Existence of unitary matrix that produces quantum coin with given frequencies via iteration

I'm curious about for which $$n$$ there exists a $$2\times 2$$ unitary matrix $$U(n)$$ such that for $$1 \le k \le n$$ $$|U^k_{1,0}(n)|^2 = \frac kn,$$ where $$U^k_{1,0}(n)$$ is the lower left element of the $$k$$th power of $$U(n)$$.

The idea is that if such a matrix exists, then applying it $$k$$ times to the quantum state $$|0\rangle$$ will produce the quantum state $$\sqrt{1-k/n}|0\rangle + \sqrt{k/n}|1\rangle$$ modulo some phases, a "quantum coin" with probability $$k/n$$ of giving outcome 1.

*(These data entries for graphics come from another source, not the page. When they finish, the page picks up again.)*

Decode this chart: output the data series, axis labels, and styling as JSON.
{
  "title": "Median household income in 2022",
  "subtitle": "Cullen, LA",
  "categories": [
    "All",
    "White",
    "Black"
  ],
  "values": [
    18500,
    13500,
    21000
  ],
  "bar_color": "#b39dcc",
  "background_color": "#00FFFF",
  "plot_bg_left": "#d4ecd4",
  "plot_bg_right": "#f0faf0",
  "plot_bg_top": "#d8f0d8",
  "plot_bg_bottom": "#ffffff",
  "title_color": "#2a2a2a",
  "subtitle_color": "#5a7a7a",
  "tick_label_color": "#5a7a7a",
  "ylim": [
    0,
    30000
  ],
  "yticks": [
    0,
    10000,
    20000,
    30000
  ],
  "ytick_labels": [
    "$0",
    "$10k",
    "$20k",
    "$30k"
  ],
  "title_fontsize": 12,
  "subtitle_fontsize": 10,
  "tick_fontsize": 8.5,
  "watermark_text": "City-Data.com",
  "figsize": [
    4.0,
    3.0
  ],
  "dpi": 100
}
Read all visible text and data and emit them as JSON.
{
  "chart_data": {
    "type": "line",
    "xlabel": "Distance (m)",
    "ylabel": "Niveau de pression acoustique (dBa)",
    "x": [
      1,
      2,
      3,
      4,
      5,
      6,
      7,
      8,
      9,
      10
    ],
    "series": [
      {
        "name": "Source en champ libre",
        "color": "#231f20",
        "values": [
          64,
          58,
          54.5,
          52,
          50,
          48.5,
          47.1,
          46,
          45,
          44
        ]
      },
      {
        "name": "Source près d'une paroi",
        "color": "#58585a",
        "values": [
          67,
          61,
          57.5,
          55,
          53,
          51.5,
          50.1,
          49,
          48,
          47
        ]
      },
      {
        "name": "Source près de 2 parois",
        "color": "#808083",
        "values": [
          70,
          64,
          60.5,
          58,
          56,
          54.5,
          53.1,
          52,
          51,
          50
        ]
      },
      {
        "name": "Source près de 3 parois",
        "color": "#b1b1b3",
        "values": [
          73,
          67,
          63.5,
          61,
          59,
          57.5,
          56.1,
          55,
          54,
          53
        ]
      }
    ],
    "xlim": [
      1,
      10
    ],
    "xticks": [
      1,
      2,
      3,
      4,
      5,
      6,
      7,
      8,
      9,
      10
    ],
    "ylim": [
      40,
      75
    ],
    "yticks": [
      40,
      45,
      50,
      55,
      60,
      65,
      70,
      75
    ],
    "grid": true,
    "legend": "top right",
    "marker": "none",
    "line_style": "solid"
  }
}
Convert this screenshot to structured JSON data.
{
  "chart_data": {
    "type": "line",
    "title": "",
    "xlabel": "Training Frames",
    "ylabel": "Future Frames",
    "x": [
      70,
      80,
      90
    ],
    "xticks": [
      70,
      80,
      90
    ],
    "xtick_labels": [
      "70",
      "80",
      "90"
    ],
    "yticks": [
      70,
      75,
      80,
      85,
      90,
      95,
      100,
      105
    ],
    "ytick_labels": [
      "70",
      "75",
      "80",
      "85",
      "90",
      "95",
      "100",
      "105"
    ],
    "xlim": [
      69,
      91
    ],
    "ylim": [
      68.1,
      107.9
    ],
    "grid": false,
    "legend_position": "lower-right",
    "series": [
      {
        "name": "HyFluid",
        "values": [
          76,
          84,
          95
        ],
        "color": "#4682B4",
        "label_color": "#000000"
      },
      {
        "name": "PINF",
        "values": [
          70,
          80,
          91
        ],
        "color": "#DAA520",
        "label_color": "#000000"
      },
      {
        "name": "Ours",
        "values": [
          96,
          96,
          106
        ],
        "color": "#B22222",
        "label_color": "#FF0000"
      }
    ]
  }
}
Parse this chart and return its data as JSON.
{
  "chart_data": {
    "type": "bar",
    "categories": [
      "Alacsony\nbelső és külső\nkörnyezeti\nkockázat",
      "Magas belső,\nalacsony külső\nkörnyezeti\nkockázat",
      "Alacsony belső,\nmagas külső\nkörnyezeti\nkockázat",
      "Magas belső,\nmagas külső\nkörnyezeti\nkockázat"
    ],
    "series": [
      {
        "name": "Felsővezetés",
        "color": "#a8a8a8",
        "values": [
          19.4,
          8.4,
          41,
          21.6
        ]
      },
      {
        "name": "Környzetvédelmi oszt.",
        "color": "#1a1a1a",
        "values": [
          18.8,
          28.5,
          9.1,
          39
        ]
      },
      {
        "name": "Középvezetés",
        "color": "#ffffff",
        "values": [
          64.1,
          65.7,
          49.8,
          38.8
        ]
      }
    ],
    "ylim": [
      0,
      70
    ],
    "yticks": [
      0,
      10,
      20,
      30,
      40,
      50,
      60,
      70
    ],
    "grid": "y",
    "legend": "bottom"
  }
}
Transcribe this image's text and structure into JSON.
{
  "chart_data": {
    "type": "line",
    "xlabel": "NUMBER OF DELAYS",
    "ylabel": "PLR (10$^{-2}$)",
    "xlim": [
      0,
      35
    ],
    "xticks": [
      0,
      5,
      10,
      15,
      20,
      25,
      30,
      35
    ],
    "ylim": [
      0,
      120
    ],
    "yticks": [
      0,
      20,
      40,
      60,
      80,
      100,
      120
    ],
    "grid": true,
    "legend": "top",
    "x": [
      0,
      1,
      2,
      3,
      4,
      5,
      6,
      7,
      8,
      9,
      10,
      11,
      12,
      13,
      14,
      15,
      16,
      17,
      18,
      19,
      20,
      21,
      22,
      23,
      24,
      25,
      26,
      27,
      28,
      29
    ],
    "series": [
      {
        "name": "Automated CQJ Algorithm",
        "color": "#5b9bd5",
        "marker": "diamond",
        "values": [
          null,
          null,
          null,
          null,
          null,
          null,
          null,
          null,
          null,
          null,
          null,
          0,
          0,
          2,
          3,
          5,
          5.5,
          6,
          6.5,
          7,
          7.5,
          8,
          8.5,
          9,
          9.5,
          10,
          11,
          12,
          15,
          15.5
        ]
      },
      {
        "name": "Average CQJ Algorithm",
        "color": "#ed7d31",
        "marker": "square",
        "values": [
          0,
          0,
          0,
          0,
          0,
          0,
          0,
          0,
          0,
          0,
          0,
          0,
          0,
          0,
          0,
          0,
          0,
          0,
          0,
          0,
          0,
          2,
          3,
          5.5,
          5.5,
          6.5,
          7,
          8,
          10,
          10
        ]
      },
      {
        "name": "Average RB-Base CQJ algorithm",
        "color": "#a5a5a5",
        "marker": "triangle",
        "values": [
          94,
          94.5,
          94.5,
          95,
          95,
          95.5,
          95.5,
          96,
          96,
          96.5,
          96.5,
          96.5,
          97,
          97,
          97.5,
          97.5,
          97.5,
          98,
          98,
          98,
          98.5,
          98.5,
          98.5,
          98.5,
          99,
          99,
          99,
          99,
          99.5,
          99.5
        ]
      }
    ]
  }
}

It's easy to see that it exists for $$n=2$$, with an example being $$U(2) = \frac{1}{\sqrt{2}} \begin{pmatrix} 1 & -1 \\ 1 & 1 \end{pmatrix},$$ but I couldn't find an example for any other $$n$$. A bit of brute force shows that no such matrices exist for $$n=3$$, and suggests that indeed no other $$n$$ works. Perhaps there's an elegant way to prove this? Or maybe there is a construction that I missed?